Это ощущение, реализация. И эта уже сложнее, потому что интеллектуально вашему эго хочется провозгласить себя Богом, свою Божественность. Интеллект пытается всегда идти выше, к вершине. Эго пытается быть чем-то большим. И поэтом это может быть насущно для вас. Это может быть насущно для вашего эго. Эго может говорить вам: «Да, это правильно, я - Бог!»
Но эта сутра говорит, что это приветствие. Приветствие - это глубокое смирение, скромность. Вы не ставите себя на вершину при этом, потому что тогда не будет никого, кому вы можете поклоняться и приветствовать. В таком положении оказался ислам, когда Аль-Хилладж провозгласил. Он провозгласил себя Богом и ислам подумал: «Это отсутствие смирения, это вершина эгоизма!» И поэтому те, кто его казнил, почувствовали, что казнят его правильно, это правильно с точки зрения хорошей веры, правильной веры, потому что Хилладж, с их точки зрения, был воплощением эгоизма.
Эта сутра противоречива. Она провозглашает, что вы есть То, и это приветствие. Если вы реализовали это, прочувствовали, вершина будет поклоняться и приветствовать вершину, потому что теперь нет ничего больше, кроме Божественного, и теперь вершина будет осознавать, что она зависит от долины. Свет будет приветствовать тьму, жизнь будет приветствовать смерть, потому что все взаимозависимо и взаимосвязано. На вершине своей реализации вы становитесь смиренными, потому что это провозглашение: «Я есть То», - никому не противоречит, но выступает за всех. Теперь через меня, все провозглашает свою Божественность.
Много людей было тогда, когда Аль-Хилладж был убит, многие бросали в него камни. Он смеялся, молился, любил, при этом присутствовал суфийский факир, который тоже был в толпе. Вся толпа бросала камни, и суфийский факир был един с толпой, чтобы показать им свою гармонию с ними, бросил цветок. Он не мог бросать камни, и поэтому бросил цветок, чтобы быть в единстве с ними, чтобы все почувствовали, что он с ними и не отделен от них.
Мансур начал рыдать, когда цветок, брошенный суфием, попал в него. И суфий почувствовал себя нелегко. Он подошел поближе и спросил у Мансура: «Почему они бросают в тебя камни, и ты молишься за них и веселишься, а когда я бросил цветок, ты плачешь?»
Мансур ответил: «Твой цветок ударил меня больнее, потому что ты знаешь.
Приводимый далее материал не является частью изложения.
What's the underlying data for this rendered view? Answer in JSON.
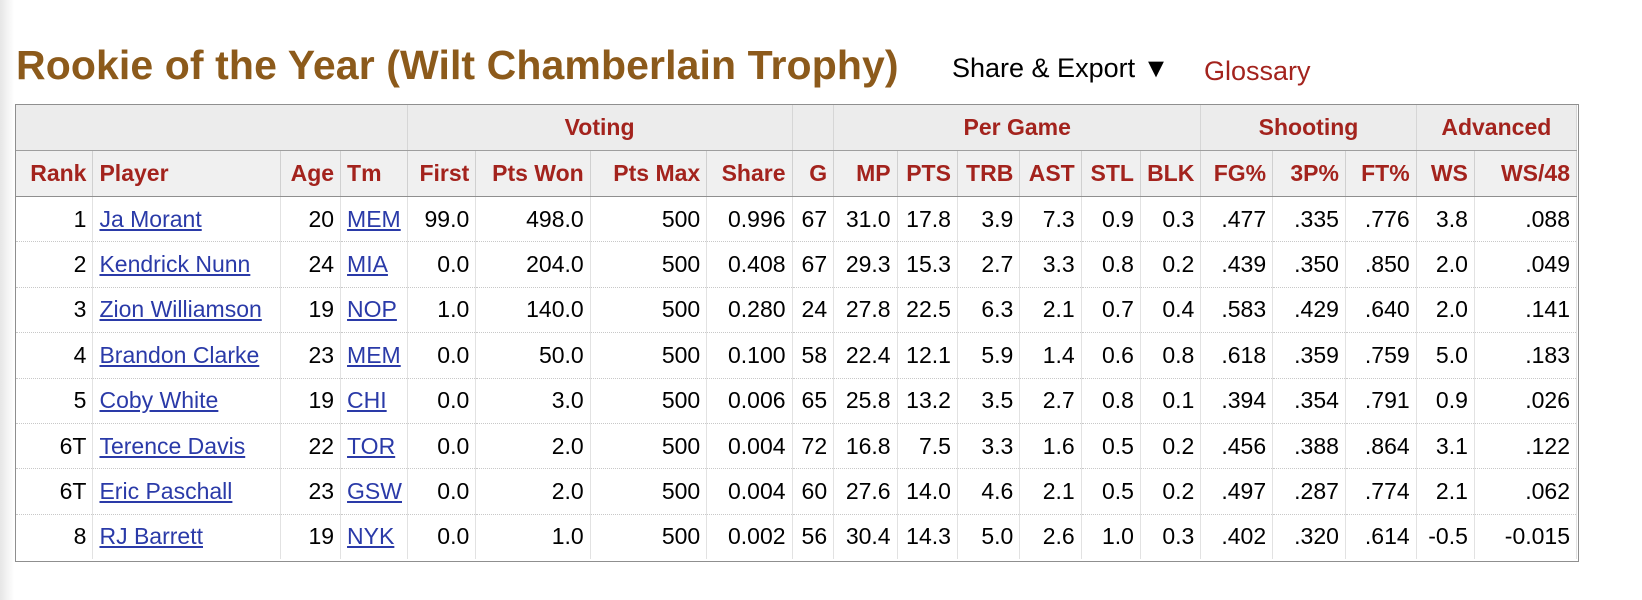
{
  "header": {
    "title": "Rookie of the Year (Wilt Chamberlain Trophy)",
    "share_export": "Share & Export ▼",
    "glossary": "Glossary"
  },
  "table": {
    "groups": [
      {
        "label": "",
        "span": 4
      },
      {
        "label": "Voting",
        "span": 4
      },
      {
        "label": "",
        "span": 1
      },
      {
        "label": "Per Game",
        "span": 6
      },
      {
        "label": "Shooting",
        "span": 3
      },
      {
        "label": "Advanced",
        "span": 2
      }
    ],
    "columns": [
      "Rank",
      "Player",
      "Age",
      "Tm",
      "First",
      "Pts Won",
      "Pts Max",
      "Share",
      "G",
      "MP",
      "PTS",
      "TRB",
      "AST",
      "STL",
      "BLK",
      "FG%",
      "3P%",
      "FT%",
      "WS",
      "WS/48"
    ],
    "rows": [
      [
        "1",
        "Ja Morant",
        "20",
        "MEM",
        "99.0",
        "498.0",
        "500",
        "0.996",
        "67",
        "31.0",
        "17.8",
        "3.9",
        "7.3",
        "0.9",
        "0.3",
        ".477",
        ".335",
        ".776",
        "3.8",
        ".088"
      ],
      [
        "2",
        "Kendrick Nunn",
        "24",
        "MIA",
        "0.0",
        "204.0",
        "500",
        "0.408",
        "67",
        "29.3",
        "15.3",
        "2.7",
        "3.3",
        "0.8",
        "0.2",
        ".439",
        ".350",
        ".850",
        "2.0",
        ".049"
      ],
      [
        "3",
        "Zion Williamson",
        "19",
        "NOP",
        "1.0",
        "140.0",
        "500",
        "0.280",
        "24",
        "27.8",
        "22.5",
        "6.3",
        "2.1",
        "0.7",
        "0.4",
        ".583",
        ".429",
        ".640",
        "2.0",
        ".141"
      ],
      [
        "4",
        "Brandon Clarke",
        "23",
        "MEM",
        "0.0",
        "50.0",
        "500",
        "0.100",
        "58",
        "22.4",
        "12.1",
        "5.9",
        "1.4",
        "0.6",
        "0.8",
        ".618",
        ".359",
        ".759",
        "5.0",
        ".183"
      ],
      [
        "5",
        "Coby White",
        "19",
        "CHI",
        "0.0",
        "3.0",
        "500",
        "0.006",
        "65",
        "25.8",
        "13.2",
        "3.5",
        "2.7",
        "0.8",
        "0.1",
        ".394",
        ".354",
        ".791",
        "0.9",
        ".026"
      ],
      [
        "6T",
        "Terence Davis",
        "22",
        "TOR",
        "0.0",
        "2.0",
        "500",
        "0.004",
        "72",
        "16.8",
        "7.5",
        "3.3",
        "1.6",
        "0.5",
        "0.2",
        ".456",
        ".388",
        ".864",
        "3.1",
        ".122"
      ],
      [
        "6T",
        "Eric Paschall",
        "23",
        "GSW",
        "0.0",
        "2.0",
        "500",
        "0.004",
        "60",
        "27.6",
        "14.0",
        "4.6",
        "2.1",
        "0.5",
        "0.2",
        ".497",
        ".287",
        ".774",
        "2.1",
        ".062"
      ],
      [
        "8",
        "RJ Barrett",
        "19",
        "NYK",
        "0.0",
        "1.0",
        "500",
        "0.002",
        "56",
        "30.4",
        "14.3",
        "5.0",
        "2.6",
        "1.0",
        "0.3",
        ".402",
        ".320",
        ".614",
        "-0.5",
        "-0.015"
      ]
    ]
  },
  "colors": {
    "title": "#8c5a1b",
    "header_text": "#a3231d",
    "link": "#2a3aa8"
  }
}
То, что я сказал, не мои слова, и ты это прекрасно знаешь, и поэтому твой цветок, брошенный тобой, ударил меня больнее камней. Их камни подобны цветам, потому что они не знают, но я сказал то, что я сказал для них, тем самым я говорил: «Если Мансур может быть Божественным, тогда все может быть Божественным. И если даже Мансур может быть Божественным, тогда все может быть Божественным!» Мансур сказал: «Посмотрите на меня! Меня не было, и вместе с тем я провозгласил свою Божественность. Значит, все может быть Божественным!»
Он сказал это не от эго, но из осознания отсутствия эго. Когда вы начинаете чувствовать, что вас нет, только тогда вы можете прийти к такому осознанию. И тогда оно становится смирением, это само выражение смирения. Это становится приветствием, приветствием всему Существованию. И тогда все Существование становится Божественным.
Мистики отрицали храмы, мечети, церкви, но не потому, что они были бессмысленными, но потому, что весь космос есть храм. Мистики отрицали статуи, не потому что они были бессмысленными, но потому что это было все Существование в образе Божества. Но трудно понять их язык. Они только кажутся нам антирелигиозными, они отрицают статуи, отрицают образы, церкви, писания, отрицают все, что воспринимается нами как образчик религиозности. Они отрицают это только потому, что Целое Божественно. И если вы будете настаивать на своем, это показывает лишь то, что вы не знаете Целого.
Если я скажу вам: «Этот храм Божественный», - когда я говорю это, это показывает, что Вселенная не Божественна. Если только этот храм -часть большего храма, тогда это уже другое дело. Но если этот храм против Целого, против других храмов, если даже против какого-то отдельного дома, всего лишь, если этот храм говорит что этот дом не святой, это есть отрицание Целого.
Ради Целого мистики отказывались от частей. Но для нас Целого нет, мы не знаем ничего о Целом. И поэтому даже тогда, когда части отрицаются, это вызывает у нас дискомфорт, потому что мы знаем только части. Если кто-то говорит нам, что наш храм не единственный, этого достаточно для нас, чтобы утверждать, что он сам не религиозен. Он может говорить так из-за того, что Все Целое есть храм, с его точки зрения, потому что все Божественно. Это его приветствие.